Beschreibung der Unterrichtseinheit
Während die Hauptfigur Thiel in der Erzählung differenziert entwickelt wird, bleiben die beiden Frauenfiguren, in deren Spannungsverhältnis Thiel existiert, ohne Tiefgang und weitestgehend auf äußere Zuschreibungen beschränkt. In dem vorliegenden Stundenentwurf setzen sich die Schülerinnen und Schüler mit der Absicht hinter dieser Figurenkonzeption auseinander.
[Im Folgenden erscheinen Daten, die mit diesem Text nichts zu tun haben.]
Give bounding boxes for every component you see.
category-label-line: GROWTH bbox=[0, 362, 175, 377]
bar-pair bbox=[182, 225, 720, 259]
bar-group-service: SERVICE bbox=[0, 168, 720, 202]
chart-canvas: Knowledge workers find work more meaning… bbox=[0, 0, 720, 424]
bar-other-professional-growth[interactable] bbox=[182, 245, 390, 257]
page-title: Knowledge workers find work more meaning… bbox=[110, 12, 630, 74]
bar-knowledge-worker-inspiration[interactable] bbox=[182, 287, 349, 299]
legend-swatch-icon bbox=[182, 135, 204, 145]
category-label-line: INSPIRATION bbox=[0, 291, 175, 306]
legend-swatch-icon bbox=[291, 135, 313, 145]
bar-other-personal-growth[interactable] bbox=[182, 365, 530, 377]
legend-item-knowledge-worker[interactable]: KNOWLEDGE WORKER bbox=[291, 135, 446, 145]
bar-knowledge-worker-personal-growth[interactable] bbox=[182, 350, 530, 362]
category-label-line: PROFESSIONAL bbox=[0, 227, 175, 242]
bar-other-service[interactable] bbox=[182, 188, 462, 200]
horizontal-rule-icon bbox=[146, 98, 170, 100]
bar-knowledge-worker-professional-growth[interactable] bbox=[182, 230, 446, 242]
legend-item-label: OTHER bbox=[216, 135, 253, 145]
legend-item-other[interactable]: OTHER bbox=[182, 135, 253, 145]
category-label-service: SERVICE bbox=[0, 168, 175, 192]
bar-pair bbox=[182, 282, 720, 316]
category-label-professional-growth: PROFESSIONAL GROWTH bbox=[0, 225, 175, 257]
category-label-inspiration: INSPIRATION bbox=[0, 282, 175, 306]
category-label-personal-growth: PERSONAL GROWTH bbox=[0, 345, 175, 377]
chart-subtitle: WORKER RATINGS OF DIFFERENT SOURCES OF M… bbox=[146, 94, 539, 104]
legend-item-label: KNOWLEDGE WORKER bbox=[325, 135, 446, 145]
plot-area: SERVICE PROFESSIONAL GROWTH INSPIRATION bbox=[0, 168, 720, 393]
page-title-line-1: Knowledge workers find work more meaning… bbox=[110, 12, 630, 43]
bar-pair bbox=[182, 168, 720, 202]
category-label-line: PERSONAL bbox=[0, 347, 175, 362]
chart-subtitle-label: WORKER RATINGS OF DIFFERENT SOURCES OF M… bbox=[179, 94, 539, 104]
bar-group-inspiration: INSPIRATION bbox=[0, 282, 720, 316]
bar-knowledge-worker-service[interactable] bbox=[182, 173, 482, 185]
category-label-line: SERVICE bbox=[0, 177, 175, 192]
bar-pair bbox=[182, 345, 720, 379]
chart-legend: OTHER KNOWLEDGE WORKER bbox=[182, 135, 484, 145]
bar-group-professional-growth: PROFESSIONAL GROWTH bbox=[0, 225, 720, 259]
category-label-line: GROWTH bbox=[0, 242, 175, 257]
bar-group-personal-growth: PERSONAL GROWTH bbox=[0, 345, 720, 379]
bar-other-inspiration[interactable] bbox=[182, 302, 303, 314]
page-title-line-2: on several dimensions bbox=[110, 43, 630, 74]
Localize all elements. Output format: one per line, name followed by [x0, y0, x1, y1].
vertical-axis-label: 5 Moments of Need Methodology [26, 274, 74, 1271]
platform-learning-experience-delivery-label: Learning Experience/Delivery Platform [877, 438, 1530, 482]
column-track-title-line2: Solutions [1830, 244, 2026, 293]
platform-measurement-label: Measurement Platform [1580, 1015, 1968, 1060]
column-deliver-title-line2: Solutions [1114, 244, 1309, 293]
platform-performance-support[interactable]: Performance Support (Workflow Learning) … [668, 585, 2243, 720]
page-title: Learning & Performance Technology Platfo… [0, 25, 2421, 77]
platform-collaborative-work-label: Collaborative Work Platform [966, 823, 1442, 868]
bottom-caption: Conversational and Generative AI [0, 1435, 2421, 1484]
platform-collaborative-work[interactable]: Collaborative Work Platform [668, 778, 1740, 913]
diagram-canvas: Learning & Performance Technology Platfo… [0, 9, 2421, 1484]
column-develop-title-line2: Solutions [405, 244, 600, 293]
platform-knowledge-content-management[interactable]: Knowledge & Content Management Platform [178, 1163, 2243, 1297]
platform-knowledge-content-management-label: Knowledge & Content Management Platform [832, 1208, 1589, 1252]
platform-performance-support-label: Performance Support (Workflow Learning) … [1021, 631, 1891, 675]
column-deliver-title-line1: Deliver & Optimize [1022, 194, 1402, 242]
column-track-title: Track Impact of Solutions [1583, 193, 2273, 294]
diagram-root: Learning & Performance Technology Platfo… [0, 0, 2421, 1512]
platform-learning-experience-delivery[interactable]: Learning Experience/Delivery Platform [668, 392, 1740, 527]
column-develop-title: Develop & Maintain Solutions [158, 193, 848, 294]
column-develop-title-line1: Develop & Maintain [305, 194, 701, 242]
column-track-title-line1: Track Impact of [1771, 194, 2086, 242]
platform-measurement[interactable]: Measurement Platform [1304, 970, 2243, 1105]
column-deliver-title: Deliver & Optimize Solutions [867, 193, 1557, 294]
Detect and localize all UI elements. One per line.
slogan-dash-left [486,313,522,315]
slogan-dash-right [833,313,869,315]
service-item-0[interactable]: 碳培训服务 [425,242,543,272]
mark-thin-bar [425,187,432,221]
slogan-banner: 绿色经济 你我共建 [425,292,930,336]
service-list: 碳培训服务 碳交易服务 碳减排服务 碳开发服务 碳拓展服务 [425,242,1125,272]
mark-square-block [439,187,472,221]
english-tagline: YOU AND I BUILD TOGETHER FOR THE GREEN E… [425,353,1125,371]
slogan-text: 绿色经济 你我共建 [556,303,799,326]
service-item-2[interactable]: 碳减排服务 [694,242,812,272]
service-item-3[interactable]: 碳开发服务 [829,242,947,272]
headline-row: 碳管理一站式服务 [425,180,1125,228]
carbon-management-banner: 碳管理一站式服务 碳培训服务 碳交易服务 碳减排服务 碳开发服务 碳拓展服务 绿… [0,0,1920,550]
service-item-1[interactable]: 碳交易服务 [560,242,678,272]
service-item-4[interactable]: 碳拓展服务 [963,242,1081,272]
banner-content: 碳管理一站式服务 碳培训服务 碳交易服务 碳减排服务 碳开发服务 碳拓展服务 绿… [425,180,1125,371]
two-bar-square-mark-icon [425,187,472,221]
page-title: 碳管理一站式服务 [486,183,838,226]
Verwendete Literatur: Reclam XL-Ausgabe mit Materialanhang
Didaktisch-methodischer Kommentar
Gegenüberstellung der Frauenfiguren
In der Auseinandersetzung mit eigenen Zeichnungen weisen die Schülerinnen und Schüler anhand des Textes nach, wie ihr Bild von den beiden Frauen geprägt wurde. Attribute und Textstellen werden in einem Tafelanschrieb tabellarisch einander gegenübergestellt, zur besseren Verdeutlichung der Gegensätzlichkeit in Adjektive umgewandelt. Äußere und innere Attribute kommen hierbei zur Sprache. Durch gezielte Fragen sollte den Schülerinnen und Schülern bewusst werden, dass die Frauen je einer räumlichen Sphäre zugeordnet sind und so auch die Gespaltenheit Thiels bedingen. Darüber hinaus weisen die Zuschreibungen wenig individuelle Züge auf und werden als allgemeingültig abgesichert, indem der Erzähler sie auch den Leuten des Dorfes in den Mund legt (siehe Tafelbild 1, erste Sicherung).
Polarität: Stereotype Frauenbilder
Auf der Grundlage des Erarbeiteten beschäftigen sich die Schülerinnen und Schüler mit einem Auszug aus dem Materialanhang der Textausgabe, in dem die Funktion der Frauenfiguren als Projektionsfläche des Mannes thematisiert wird (Anhang Textausgabe, S. 79-81: Helmut Scheuer, Hauptmann: Bahnwärter Thiel, in: Interpretationen, Erzählungen und Novellen des 19. Jahrhunderts, Band 2, München 2008, S. 371-426, S. 399.)
Durch die Auseinandersetzung mit diesem Text gewinnen die Schülerinnen und Schüler ein tieferes Verständnis für die literarischen Entwürfe von Weiblichkeit und den Möglichkeiten einer psychologischen Deutung ebendieser. Ergänzend sollen die beiden zeittypischen Begriffe femme fatale und femme fragile als Stereotype der Literatur eingeführt werden.
Im Auswertungsgespräch werden die beiden Termini femme fragile und femme fatale eingeführt und im Tafelanschrieb ergänzt. An dieser Stelle könnten intertextuelle und historische Bezüge, zum Beispiel durch Verweis auf die Texte Arthur Schnitzlers erfolgen. Der Fachbegriff Stereotyp wird in diesem Zusammenhang erläutert. Die Zusammenfassung (Musterlösung siehe Tafelbild) der Schülerinnen und Schüler sichert das Stundenergebnis abschließend.